Winning the ball back, no matter where you are on the pitch, is an ostensibly positive act. It's not a statistic that indicates a team's likelihood to win a game -- there are too many confounding variables for that -- but it does help us describe the play at hand, and it does speak to our ability to win the ball without either waiting for the opposition to cede possession, or resorting to brute force tackling.
Chris Schuler led Real Salt Lake in interceptions through 2013 -- aided in part by the first game of the season against San Jose Earthquakes, a 2-0 win in which he posted 19 interceptions (a league high for 2013). This, despite playing only 16 matches in the regular season.

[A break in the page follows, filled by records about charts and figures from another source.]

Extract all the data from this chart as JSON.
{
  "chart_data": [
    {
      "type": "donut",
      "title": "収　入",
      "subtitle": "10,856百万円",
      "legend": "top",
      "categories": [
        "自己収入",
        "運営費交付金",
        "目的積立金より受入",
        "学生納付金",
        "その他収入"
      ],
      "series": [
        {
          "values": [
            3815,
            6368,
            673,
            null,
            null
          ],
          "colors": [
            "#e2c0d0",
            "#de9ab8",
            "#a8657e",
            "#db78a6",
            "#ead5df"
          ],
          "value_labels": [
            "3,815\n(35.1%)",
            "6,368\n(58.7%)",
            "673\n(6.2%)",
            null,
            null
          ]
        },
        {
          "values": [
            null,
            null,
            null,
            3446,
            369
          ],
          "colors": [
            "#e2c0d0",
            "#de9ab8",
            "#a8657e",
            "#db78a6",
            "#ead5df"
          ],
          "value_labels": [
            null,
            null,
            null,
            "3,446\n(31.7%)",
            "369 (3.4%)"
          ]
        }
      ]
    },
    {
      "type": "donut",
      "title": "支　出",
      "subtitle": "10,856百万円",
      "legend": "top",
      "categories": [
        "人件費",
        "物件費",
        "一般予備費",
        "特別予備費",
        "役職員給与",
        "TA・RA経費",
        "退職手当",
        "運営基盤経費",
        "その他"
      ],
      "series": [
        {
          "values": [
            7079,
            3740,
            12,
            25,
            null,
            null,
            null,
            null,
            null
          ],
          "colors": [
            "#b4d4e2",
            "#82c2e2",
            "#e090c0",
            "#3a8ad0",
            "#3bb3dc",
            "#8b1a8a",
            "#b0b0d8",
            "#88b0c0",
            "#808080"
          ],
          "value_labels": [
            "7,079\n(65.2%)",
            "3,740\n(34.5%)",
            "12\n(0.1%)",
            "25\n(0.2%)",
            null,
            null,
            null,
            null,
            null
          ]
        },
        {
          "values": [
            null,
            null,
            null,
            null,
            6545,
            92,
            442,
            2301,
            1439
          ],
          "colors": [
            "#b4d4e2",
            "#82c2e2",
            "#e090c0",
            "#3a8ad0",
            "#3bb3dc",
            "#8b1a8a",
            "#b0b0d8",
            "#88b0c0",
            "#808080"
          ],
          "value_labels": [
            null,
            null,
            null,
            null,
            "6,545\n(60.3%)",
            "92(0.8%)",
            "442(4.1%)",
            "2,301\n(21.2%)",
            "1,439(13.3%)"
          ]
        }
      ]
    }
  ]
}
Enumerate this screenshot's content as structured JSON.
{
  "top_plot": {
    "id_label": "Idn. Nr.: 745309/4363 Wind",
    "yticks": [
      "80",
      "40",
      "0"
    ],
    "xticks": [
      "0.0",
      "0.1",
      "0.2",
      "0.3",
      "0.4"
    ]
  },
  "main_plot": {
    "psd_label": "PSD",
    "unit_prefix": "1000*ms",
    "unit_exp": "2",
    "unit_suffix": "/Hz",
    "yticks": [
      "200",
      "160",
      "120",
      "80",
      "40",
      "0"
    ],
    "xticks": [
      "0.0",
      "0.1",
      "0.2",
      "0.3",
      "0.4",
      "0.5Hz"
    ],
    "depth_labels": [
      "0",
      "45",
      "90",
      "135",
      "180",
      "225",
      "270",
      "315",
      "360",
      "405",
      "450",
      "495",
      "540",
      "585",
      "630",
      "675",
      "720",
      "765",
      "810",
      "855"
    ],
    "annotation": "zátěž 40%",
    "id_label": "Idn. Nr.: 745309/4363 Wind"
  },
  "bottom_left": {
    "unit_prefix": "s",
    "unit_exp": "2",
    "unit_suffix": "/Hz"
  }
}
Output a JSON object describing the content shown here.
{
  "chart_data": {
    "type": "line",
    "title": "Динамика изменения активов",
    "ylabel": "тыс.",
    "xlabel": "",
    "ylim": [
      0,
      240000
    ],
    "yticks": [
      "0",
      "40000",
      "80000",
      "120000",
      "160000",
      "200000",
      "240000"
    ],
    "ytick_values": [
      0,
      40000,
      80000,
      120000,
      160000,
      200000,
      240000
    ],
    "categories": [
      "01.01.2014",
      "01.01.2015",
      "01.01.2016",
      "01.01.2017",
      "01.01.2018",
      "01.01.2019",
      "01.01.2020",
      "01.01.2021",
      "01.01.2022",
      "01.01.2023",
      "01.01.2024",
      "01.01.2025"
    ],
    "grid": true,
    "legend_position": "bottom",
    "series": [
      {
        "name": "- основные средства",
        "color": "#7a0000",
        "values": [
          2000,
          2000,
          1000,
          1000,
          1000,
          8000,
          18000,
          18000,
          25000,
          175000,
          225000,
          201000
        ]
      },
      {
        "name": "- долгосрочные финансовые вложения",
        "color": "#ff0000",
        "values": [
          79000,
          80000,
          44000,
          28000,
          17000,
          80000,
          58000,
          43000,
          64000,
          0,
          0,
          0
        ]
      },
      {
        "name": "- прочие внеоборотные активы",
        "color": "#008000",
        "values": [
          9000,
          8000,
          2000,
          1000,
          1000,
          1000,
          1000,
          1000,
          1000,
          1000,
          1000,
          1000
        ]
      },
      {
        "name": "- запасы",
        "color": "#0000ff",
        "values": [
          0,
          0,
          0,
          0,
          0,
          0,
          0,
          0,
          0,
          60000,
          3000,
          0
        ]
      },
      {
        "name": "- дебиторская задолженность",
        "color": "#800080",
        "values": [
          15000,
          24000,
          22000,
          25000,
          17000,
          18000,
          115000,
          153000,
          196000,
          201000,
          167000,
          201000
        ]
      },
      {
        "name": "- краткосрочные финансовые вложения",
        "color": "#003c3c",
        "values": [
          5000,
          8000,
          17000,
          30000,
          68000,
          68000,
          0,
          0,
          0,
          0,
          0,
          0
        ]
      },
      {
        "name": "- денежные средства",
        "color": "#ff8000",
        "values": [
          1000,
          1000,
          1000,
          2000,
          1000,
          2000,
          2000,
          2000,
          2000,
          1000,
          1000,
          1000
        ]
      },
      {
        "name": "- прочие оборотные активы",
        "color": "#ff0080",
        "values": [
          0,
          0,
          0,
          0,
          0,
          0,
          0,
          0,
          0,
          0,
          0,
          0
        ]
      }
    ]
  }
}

It's a reasonably wild measure, really. As evidenced below, Schuler steps outside the line of best fit here -- we've listed the ten highest interception-winning players at Real Salt Lake, and among these players, there's a definite trend. Among these 10, the average interceptions-per-90-minutes (not per match, mind) floats between 2 and 3. Schuler sits at 4.75. Yes, nearly five interceptions per 90 minutes played.
This speaks to two major items: First, Schuler largely plays as the center back who pushes forward into the more advanced position of the pairing. This is necessary to win interceptions as a center back -- at least in this volume. Second, it indicates a tendency Schuler has to get sucked forward and to attempt to recover from those positions. While it works most of the time -- or even the vast majority of the time -- it did see him in error-prone positions early on. This is a solvable problem, and indeed, Schuler's late-season and playoff performances paint a very positive picture indeed.
The message is simple: If you win the ball back, you have hopefully (supposing you have not given the ball to the opposition straight away) given your side a better opportunity to get into goalscoring positions. Of course, if forced to choose, the better solution may be simply giving the ball away less frequently, but thankfully we're not in that sort of bifurcated world. (Still, that would explain why Real Salt Lake ranks a bit lower than other teams -- but we can talk more about that later.)